O que a FCC realmente aprovou?

A autorização concedida pela FCC vai muito além de simplesmente permitir que mais satélites subam ao espaço. O documento oficial traz múltiplas liberações que juntas transformam completamente as capacidades da rede Starlink.

Primeiro, os números crus. A SpaceX pode agora operar 7.500 satélites Gen2 adicionais aos 7.500 já autorizados anteriormente, totalizando 15 mil unidades. Para você ter uma dimensão, a rede Starlink atual opera com cerca de 9.400 satélites em órbita. Estamos falando de quase dobrar o tamanho de uma constelação que já é a maior da história da humanidade.

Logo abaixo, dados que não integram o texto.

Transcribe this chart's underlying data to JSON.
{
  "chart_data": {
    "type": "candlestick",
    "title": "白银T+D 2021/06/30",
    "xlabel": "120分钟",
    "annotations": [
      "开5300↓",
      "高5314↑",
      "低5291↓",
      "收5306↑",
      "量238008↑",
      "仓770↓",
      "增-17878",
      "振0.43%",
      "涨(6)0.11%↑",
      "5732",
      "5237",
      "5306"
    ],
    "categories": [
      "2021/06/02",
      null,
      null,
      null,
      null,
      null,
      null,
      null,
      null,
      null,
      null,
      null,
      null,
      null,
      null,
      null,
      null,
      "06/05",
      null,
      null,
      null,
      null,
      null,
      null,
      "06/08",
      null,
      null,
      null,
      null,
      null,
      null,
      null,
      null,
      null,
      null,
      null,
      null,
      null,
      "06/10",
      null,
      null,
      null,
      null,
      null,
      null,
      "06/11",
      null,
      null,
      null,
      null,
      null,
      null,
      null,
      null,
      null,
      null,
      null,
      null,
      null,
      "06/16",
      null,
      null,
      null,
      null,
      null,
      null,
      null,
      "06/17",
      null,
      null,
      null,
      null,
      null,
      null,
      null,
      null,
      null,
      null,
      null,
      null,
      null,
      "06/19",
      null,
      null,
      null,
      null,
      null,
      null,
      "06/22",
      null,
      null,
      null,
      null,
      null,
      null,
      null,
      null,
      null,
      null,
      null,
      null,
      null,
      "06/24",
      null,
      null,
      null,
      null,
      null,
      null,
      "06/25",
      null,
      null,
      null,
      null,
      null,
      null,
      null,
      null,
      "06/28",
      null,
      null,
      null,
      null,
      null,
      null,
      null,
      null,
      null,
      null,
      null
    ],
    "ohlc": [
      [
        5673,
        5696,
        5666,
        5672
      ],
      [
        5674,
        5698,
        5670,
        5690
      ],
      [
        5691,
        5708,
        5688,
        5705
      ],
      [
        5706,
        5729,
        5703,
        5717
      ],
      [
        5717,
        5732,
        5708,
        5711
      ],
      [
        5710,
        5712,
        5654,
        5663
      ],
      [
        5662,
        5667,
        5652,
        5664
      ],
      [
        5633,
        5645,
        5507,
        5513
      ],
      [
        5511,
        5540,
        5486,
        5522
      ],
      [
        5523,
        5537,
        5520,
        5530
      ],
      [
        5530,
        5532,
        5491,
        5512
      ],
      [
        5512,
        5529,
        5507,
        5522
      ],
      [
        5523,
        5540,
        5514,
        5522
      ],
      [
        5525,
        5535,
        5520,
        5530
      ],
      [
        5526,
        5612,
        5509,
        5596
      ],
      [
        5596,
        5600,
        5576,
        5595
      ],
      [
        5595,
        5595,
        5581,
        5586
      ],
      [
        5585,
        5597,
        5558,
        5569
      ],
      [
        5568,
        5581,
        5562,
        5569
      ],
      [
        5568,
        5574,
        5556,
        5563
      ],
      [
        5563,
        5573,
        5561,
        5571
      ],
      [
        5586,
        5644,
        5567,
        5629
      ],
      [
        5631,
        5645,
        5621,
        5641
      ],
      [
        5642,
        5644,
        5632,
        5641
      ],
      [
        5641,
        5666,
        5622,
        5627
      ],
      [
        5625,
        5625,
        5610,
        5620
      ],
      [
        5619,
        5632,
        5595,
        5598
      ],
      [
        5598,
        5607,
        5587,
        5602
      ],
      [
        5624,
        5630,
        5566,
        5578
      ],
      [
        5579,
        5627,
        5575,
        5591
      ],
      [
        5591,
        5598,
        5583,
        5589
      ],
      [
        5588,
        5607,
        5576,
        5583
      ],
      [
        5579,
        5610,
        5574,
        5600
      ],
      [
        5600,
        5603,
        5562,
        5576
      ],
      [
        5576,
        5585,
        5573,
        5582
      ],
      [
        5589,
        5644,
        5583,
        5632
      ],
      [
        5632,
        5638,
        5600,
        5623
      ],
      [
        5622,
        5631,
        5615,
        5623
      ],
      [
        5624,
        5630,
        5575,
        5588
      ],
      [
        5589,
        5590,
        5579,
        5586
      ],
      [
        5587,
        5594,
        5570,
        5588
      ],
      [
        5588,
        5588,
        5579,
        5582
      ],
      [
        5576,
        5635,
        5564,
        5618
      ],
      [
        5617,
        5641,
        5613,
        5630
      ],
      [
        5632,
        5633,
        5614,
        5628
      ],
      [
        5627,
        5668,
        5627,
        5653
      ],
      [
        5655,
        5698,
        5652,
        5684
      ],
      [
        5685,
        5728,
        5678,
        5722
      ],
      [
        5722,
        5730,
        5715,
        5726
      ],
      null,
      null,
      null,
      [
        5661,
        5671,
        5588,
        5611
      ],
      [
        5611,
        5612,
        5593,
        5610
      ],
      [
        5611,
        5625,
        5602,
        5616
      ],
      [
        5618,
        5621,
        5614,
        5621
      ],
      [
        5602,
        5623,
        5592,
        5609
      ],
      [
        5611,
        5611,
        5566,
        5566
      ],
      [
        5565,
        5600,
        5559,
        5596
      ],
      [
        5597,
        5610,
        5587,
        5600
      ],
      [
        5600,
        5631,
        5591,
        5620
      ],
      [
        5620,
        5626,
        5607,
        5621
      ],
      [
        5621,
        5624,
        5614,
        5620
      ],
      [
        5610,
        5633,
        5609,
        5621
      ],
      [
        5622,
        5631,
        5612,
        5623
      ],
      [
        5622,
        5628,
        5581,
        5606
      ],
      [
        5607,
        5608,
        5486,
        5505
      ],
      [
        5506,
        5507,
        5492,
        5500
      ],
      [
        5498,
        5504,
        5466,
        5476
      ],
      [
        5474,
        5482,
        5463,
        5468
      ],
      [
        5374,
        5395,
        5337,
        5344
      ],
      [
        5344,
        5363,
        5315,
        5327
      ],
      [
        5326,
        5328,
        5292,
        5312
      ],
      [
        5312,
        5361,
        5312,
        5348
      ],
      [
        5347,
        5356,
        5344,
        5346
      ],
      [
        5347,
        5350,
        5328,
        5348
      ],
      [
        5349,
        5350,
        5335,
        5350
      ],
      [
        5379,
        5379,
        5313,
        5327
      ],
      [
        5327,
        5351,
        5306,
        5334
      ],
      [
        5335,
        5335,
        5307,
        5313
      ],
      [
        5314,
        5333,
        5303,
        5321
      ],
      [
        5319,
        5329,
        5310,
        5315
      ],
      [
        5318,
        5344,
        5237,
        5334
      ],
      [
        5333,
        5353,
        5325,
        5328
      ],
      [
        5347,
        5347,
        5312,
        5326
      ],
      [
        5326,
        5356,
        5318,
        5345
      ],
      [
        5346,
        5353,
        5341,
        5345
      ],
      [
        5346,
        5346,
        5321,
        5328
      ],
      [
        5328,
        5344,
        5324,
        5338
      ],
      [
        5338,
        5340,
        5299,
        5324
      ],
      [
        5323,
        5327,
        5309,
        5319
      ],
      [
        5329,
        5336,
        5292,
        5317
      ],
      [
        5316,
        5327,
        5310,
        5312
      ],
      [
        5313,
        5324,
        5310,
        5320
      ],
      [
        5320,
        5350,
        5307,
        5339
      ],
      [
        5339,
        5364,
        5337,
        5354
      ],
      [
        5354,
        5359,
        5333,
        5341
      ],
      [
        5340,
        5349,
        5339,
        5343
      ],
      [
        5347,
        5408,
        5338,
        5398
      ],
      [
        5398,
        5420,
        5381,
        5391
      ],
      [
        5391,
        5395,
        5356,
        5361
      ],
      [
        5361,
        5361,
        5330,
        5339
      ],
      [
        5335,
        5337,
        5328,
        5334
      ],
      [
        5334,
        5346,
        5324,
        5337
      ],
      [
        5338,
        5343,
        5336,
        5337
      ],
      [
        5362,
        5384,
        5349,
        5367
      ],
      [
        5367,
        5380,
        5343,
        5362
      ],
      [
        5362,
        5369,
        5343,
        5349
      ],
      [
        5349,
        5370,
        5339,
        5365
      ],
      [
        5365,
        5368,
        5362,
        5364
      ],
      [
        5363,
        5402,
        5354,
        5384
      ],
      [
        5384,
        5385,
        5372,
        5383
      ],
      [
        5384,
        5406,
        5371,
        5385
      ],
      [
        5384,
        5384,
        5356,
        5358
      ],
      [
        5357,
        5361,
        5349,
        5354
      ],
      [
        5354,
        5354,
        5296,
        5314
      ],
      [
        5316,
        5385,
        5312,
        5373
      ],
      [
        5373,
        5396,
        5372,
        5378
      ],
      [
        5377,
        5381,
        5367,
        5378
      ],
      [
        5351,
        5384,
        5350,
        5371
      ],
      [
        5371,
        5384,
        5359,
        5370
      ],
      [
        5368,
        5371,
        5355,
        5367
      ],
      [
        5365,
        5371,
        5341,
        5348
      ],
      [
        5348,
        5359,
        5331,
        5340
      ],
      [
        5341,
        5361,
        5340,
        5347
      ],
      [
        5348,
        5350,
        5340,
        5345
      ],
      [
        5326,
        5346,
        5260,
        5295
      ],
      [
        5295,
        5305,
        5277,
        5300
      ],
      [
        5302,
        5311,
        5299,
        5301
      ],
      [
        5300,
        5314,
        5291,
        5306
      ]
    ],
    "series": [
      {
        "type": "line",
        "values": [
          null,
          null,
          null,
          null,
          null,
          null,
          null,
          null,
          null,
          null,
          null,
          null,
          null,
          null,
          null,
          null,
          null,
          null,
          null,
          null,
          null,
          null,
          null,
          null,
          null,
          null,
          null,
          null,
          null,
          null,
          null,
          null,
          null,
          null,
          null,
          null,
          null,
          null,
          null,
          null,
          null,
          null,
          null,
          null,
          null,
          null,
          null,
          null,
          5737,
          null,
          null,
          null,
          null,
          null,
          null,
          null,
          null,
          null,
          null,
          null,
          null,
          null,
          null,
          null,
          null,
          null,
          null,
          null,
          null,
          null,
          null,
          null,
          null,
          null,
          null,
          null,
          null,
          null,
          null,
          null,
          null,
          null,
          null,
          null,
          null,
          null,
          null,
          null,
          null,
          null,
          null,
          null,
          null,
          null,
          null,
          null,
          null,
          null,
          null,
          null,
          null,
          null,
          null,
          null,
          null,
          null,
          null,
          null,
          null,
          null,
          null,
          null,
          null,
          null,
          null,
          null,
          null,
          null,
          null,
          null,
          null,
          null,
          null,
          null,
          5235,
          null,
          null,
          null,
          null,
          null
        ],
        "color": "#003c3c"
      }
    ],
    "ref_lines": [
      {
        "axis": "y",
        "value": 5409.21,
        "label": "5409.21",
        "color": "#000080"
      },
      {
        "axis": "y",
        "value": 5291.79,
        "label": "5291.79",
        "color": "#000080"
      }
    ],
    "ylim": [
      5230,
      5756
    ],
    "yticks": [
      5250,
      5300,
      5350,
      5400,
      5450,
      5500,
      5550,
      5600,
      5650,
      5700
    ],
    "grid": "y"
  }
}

Mas aqui está o detalhe crítico que muita gente não percebeu: a autorização não é apenas numérica. A FCC também permitiu que a SpaceX modifique todos os 15 mil satélites Gen2 com fatores avançados e tecnologia de ponta.

O órgão autorizou a SpaceX a operar os satélites Gen2 usando frequências adicionais nas bandas Ku, Ka, V e W, além de permitir operação tanto em espectro de serviços móveis via satélite quanto em serviços fixos via satélite em determinadas frequências.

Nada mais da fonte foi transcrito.